Down stairs the smell was as strong as it had been upstairs. We checked every room. All felt warmer than usual but there was no fire – just that damned smell of smoke. I looked through the kitchen window toward the old stables. Did something move there? The leaves swirled as a breeze caught them. I went outside. There was nothing – just the swirling leave but – the smoke smell seemed even stronger there. Somewhere in the distance I heard a horse whinny. The rest of the world slept.

Bemused and confused I went back in and locked the door. Sleep was now out of the question; and the smoke smell had all but gone – now overpowered by Susie’s brewing coffee.

Daylight showed everything as it should be.

That lunchtime we decided visit to the pub.  Charlie was there. We sat down beside him and told him of our strange night. I added the tale of my earlier disruptive night. I also added Susie’s ‘He’s here’ comments.

Charlie said nothing.

‘So?’ I said. ‘What do you know about this?’

Charlie shook his head. ‘Nothing; nothing really.’

‘Come on – spill it’, I could sense Charlie was backing away from something. ‘Tell us what you know.’

He sighed – ‘there is a story about that house. No-one seems to stay there long. Three or four of them have upped and left – usually about this time of the year. None have ever said anything – they’ve just left.’

He looked at us, and then came to a decision.  ‘It’s like this. There has been a house there for about 600 years. The first stood there until Victoria became Queen. That burned down. The one you’ve got was built about 1850. They named it ‘Tudor House.’

Charlie went quiet.

‘So?’ Susie challenged after what seemed like an age of silence.

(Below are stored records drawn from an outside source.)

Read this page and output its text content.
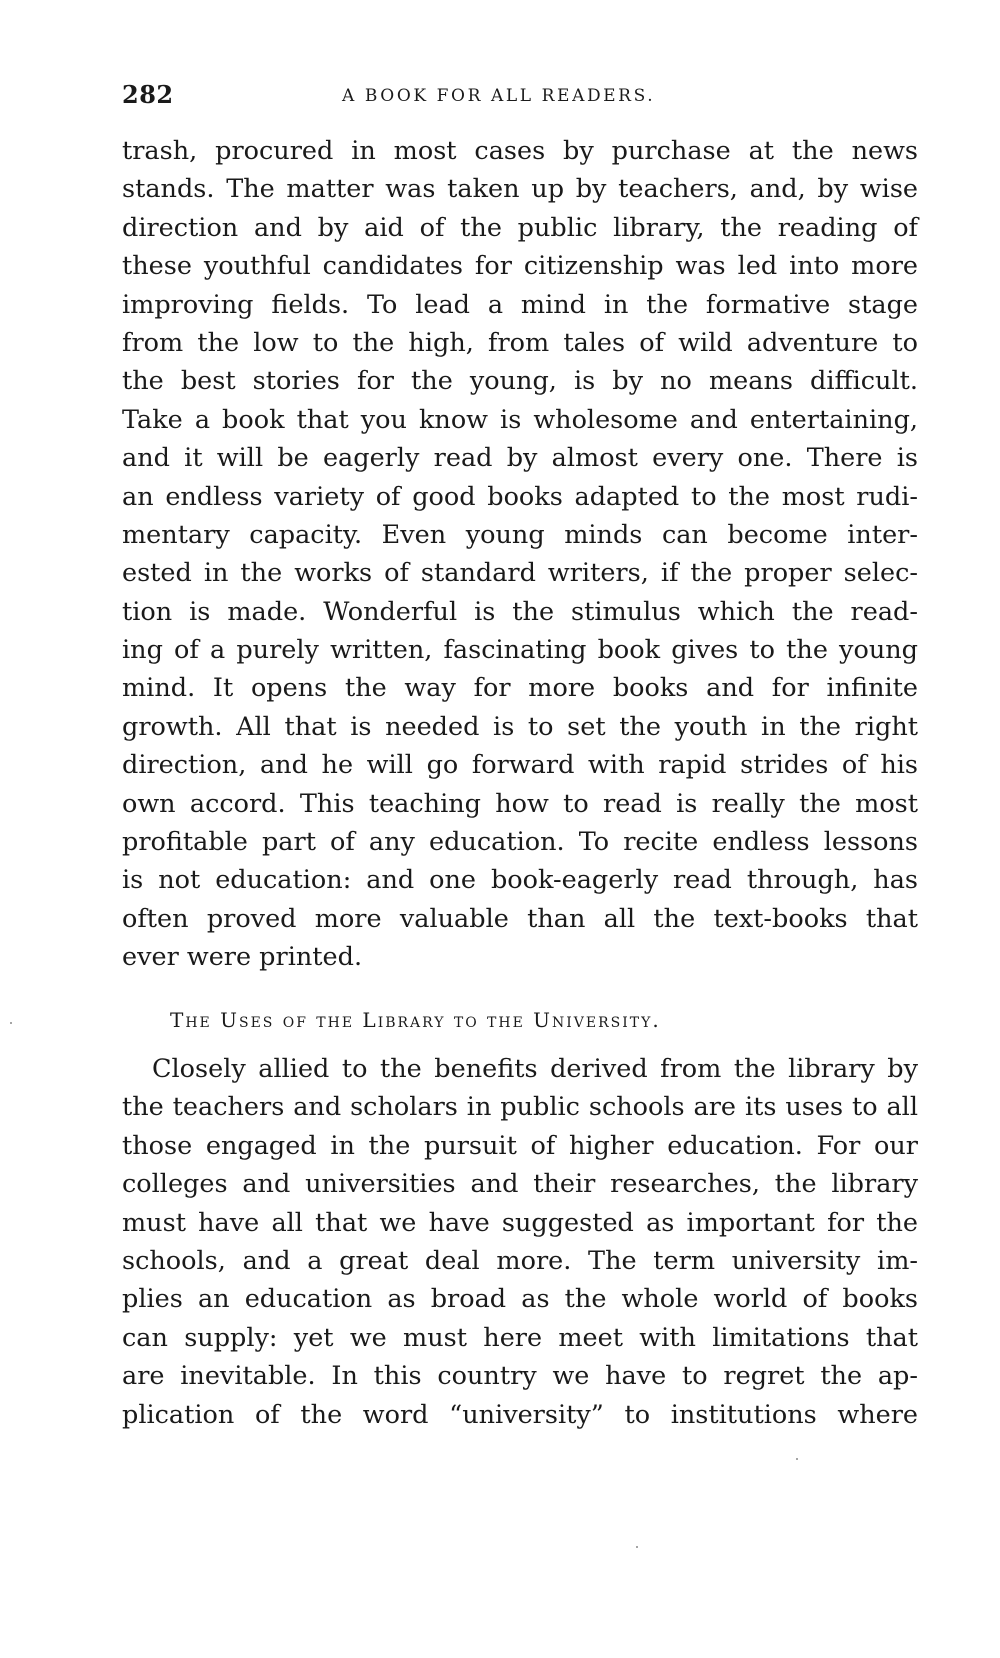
282	A BOOK FOR ALL READERS.
trash, procured in most cases by purchase at the news
stands. The matter was taken up by teachers, and, by wise
direction and by aid of the public library, the reading of
these youthful candidates for citizenship was led into more
improving fields. To lead a mind in the formative stage
from the low to the high, from tales of wild adventure to
the best stories for the young, is by no means difficult.
Take a book that you know is wholesome and entertaining,
and it will be eagerly read by almost every one. There is
an endless variety of good books adapted to the most rudi-
mentary capacity. Even young minds can become inter-
ested in the works of standard writers, if the proper selec-
tion is made. Wonderful is the stimulus which the read-
ing of a purely written, fascinating book gives to the young
mind. It opens the way for more books and for infinite
growth. All that is needed is to set the youth in the right
direction, and he will go forward with rapid strides of his
own accord. This teaching how to read is really the most
profitable part of any education. To recite endless lessons
is not education: and one book-eagerly read through, has
often proved more valuable than all the text-books that
ever were printed.
The Uses of the Library to the University.
Closely allied to the benefits derived from the library by
the teachers and scholars in public schools are its uses to all
those engaged in the pursuit of higher education. For our
colleges and universities and their researches, the library
must have all that we have suggested as important for the
schools, and a great deal more. The term university im-
plies an education as broad as the whole world of books
can supply: yet we must here meet with limitations that
are inevitable. In this country we have to regret the ap-
plication of the word “university” to institutions where
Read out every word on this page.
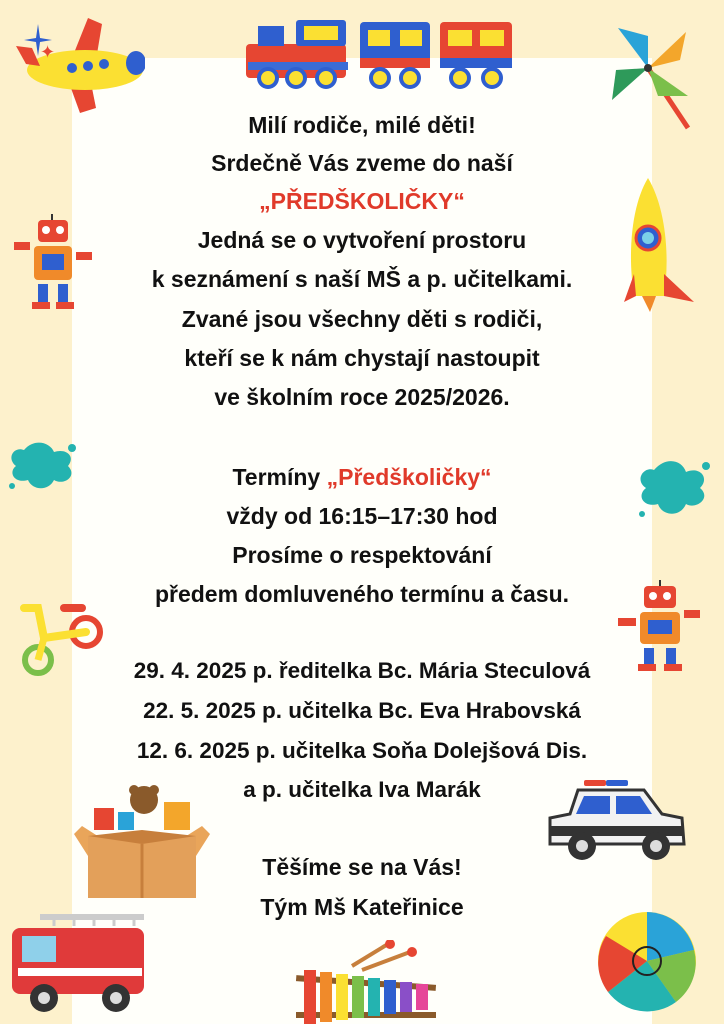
Milí rodiče, milé děti!
Srdečně Vás zveme do naší
„PŘEDŠKOLIČKY“
Jedná se o vytvoření prostoru
k seznámení s naší MŠ a p. učitelkami.
Zvané jsou všechny děti s rodiči,
kteří se k nám chystají nastoupit
ve školním roce 2025/2026.
Termíny „Předškoličky“
vždy od 16:15–17:30 hod
Prosíme o respektování
předem domluveného termínu a času.
29. 4. 2025 p. ředitelka Bc. Mária Steculová
22. 5. 2025 p. učitelka Bc. Eva Hrabovská
12. 6. 2025 p. učitelka Soňa Dolejšová Dis.
a p. učitelka Iva Marák
Těšíme se na Vás!
Tým Mš Kateřinice
✦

‘They say the burning was done by a stable hand who had been sacked. It’s reckoned he rode down the old Coach Path in the middle of the night and set fire to the stables. The wind was in the east and the whole darned lot went up in flames. It was about this time of year when it happened, so they say.’

‘They said nothing about this on the prospectus.’ I sounded aggrieved.

Charlie looked at me closely.

‘Will you tell anyone when you come to sell?’